Sheriff’s spokesman Steve Whitmore acknowledged that “we can always do better,” but added that overall the report was “very complimentary.”

Bobb also waded into the sheriff’s management of the jails, now the subject of an FBI probe examining allegations of abuse and other deputy misconduct. Bobb cited issues like “deputy gangs” forming in the jails, and some of the most inexperienced deputies watching over some of the jail’s most hardened criminals.

The report echoed Sheriff Lee Baca’s assertion that problems in the jails festered because his top managers insulated him from bad news.
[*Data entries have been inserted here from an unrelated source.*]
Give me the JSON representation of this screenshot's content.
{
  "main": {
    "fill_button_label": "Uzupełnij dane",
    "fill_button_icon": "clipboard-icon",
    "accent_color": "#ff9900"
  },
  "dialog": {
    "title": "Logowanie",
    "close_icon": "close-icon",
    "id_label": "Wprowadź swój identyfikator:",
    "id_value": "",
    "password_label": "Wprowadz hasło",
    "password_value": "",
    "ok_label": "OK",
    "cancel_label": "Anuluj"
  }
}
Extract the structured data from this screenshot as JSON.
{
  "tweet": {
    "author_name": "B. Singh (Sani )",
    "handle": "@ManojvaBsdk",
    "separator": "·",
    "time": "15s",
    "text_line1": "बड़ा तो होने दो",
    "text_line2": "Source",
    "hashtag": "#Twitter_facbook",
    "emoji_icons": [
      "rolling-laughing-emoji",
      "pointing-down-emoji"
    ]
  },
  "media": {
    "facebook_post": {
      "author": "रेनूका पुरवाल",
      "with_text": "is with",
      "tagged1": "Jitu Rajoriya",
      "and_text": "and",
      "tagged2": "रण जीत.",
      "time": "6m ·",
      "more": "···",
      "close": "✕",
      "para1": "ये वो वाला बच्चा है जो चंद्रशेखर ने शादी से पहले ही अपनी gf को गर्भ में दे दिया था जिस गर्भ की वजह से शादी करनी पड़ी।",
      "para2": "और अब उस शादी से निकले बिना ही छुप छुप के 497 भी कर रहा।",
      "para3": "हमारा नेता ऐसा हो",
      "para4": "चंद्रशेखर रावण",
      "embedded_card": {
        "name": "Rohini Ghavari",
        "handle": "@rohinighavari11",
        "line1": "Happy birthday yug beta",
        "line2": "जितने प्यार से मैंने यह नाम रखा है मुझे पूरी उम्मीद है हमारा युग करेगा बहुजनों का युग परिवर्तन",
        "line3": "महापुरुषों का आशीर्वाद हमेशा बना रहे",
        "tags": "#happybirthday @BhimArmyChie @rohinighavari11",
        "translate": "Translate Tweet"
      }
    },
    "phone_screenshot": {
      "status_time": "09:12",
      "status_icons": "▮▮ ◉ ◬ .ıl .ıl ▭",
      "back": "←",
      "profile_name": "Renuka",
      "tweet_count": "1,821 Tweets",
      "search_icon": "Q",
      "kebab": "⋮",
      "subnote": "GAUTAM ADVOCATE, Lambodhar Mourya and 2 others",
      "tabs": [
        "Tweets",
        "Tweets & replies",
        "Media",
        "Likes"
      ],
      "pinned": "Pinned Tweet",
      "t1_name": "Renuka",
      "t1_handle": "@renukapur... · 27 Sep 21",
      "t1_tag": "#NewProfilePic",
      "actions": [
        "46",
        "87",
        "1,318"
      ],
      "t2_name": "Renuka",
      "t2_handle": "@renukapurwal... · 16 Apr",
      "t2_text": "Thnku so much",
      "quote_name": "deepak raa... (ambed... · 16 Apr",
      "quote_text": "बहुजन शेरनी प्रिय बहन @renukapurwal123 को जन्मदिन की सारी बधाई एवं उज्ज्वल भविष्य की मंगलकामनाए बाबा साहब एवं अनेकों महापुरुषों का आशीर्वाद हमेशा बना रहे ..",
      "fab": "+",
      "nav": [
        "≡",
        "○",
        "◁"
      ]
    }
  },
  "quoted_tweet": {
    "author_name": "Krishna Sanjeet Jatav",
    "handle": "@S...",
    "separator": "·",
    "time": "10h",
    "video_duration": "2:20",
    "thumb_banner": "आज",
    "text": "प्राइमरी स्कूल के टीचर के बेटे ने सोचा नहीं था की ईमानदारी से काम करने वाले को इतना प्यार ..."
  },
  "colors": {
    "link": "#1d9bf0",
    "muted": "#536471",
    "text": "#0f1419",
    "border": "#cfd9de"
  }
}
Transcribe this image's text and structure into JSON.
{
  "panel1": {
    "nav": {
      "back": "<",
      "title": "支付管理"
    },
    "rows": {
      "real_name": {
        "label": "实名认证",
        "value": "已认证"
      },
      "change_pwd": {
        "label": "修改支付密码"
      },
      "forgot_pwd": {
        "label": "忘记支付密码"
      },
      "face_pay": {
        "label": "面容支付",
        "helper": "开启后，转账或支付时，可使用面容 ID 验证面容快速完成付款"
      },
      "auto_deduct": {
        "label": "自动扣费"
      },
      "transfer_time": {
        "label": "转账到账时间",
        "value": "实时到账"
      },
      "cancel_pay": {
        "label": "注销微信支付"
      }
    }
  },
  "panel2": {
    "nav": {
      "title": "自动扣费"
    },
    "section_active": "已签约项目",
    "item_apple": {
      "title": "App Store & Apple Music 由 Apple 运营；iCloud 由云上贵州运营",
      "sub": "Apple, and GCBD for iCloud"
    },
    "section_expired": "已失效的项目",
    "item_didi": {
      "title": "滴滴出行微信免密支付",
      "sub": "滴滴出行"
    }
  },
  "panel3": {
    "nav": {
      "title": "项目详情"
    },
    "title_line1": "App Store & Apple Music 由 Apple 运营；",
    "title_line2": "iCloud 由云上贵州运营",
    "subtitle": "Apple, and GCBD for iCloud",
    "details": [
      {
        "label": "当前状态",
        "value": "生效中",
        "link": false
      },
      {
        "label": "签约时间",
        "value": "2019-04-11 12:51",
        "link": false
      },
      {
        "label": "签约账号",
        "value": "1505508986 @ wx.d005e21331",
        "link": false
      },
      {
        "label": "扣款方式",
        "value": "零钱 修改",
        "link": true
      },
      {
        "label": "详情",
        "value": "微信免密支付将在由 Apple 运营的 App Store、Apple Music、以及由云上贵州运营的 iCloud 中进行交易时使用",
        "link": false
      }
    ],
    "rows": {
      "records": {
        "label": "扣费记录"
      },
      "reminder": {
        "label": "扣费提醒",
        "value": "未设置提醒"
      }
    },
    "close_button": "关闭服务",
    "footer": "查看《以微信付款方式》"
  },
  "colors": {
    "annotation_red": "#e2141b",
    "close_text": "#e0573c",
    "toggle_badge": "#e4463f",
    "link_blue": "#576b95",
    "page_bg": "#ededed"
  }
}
Bobb warned Baca that the sheriff should achieve “a delegation of authority, not an abdication of it.”

Baca has “a warm and capacious heart,” Bobb wrote, and can be trusted to address problems in the nation’s largest jail system if he is aware of them.

At the same time, however, Bobb made note of retired Cmdr. Robert Olmsted, who told The Times that he tried to inform Baca about excessive force and deputy cliques but was ignored twice. Asked in an interview why he concluded Baca was insulated, even though one of his top executives said the sheriff ignored his warnings, Bobb said he could not explain the inconsistency.

Bobb raised the specter that a team of commanders Baca installed to reform the jails might not be reporting directly to the sheriff, as it’s supposed to, because of loyalty to Baca’s second in command, Paul Tanaka. The report, however, raises that issue only to discredit it, and says the task force has performed well.

The report also describes a captain who had been “trying to sound an alarm,” an apparent allusion to former Men’s Central Jail Capt. John Clark, who was blocked by Tanaka in his attempt several years ago to regularly move deputies around the jail. That is a solution some have said would have prevented deputy cliques.

Clark, however, has said under oath that the change was not meant to address deputy cliques or groups, which he didn’t believe existed. Tanaka has said that he opposed the change because it would have disrupted hundreds of deputies for the sake of a few problematic ones, a move that would have faced serious opposition from the deputies’ union.

Bobb added he has been pleased to see recent jailhouse force probes show “trend spotting for patterns and individuals.’

“Nonetheless, we saw cases where force was arguably avoidable or disproportionate,” according to the report. “Control of excessive force in the jails remains a work in progress.”